Authentic Mexican Tortilla Soup is all about the broth. You cannot create these flavors unless you start with dried chile that you soak in hot water and puree with tomatoes, garlic and onions. Creating authentic dishes from Mexico are so simple and easy after you learn about the dried chile. This soup has ancho and pasilla chile. This is a pasilla chile:
and, this is the Ancho Chile:
I can find them in my local grocery stores, but if you can’t you can order them online. https://amzn.to/3bvSPdc
and the Pasilla chile https://amzn.to/3lSM7mq
These chiles are part of the “Holy Trinity” for making authentic Mexican food. Here’s an article you may find interesting: http://benitosmexican.com/news/mexican-chili-peppers-holy-trinity/
this. authentic mexican tortilla soup.
I start this wonderful broth by seeding and removing the stems form the chile. Then I place them in hot water to soften for about 20 minutes. While they are soaking I fry a bunch of tortilla strips that I’ll use to garnish the soup, but I’ll add a handful to the puree . After the chiles have softened I add them to my Nutribullet along with onions, tomato, garlic, some tortilla chips along with some of the water I soaked the chile in and blend to a smooth puree.
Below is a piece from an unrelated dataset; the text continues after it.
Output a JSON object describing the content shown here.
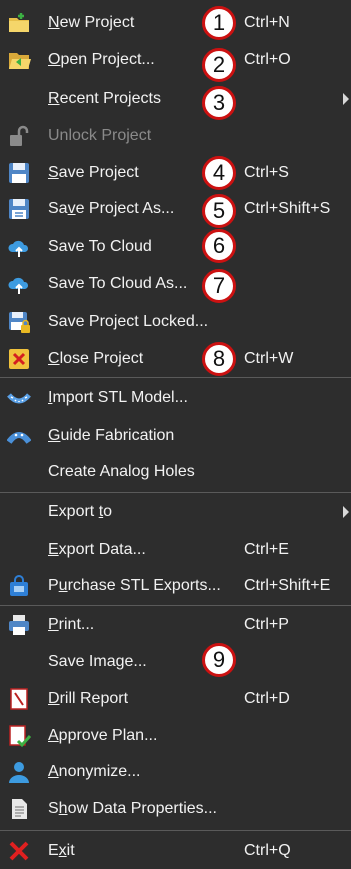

If you don’t have a Nutribullet, use your food processor, and process until smooth. The Nutribullet is great though because the puree is so smooth you really don’t have to strain the broth to eliminate any left behind skins from the chile. https://amzn.to/32WK340
Please don’t be reluctant to try using these dried chile recipes. Another recipe I think you will love is this Birria, a Mexican stew using chuck roast and all of these delicious chiles. Here’s the link: https://the2spoons.com/amazing-birria-a-mexican-stew/.
this. authentic mexican tortilla soup.
I hope you make this recipe and all of my other recipes. This really is so delicious. I love authentic recipes. Maybe it’s my age. I don’t know. But I really love the flavors created by different cultures.
Just a couple of tips before you start, slice your tortillas the day before and leave on your counter to dry out so they don’t absorb so much oil and have an extra pasilla chile to fry after you fry your tortilla strips to garnish your soup with. Enjoy! This really is delicious.
authentic mexican tortilla soup.
Ingredients
- 10 corn tortillas, cut into thin strips
- 1/2 cup oil for frying the tortillas
- 2 pasilla chiles, one thinly sliced for frying for a garnish
- 1 ancho chile
- 3 cloves garlic
- 1/2 onion
- 1 lb tomatoes
- 3 Epazote sprigs (substitute Cilantro if not available)
- 7 cups chicken stock
- 3/4 tsp plus more if needed chicken bullion
- salt to taste
Garnishes
- 1 avocado, sliced
- queso fresco, crumbled
- mexican crema or sour cream
- 2 chicken breast, shredded or torn in pieces (optional)
Instructions
- Thinly slice your tortilla strips the day before and allow to sit at room temperature to dry out a little.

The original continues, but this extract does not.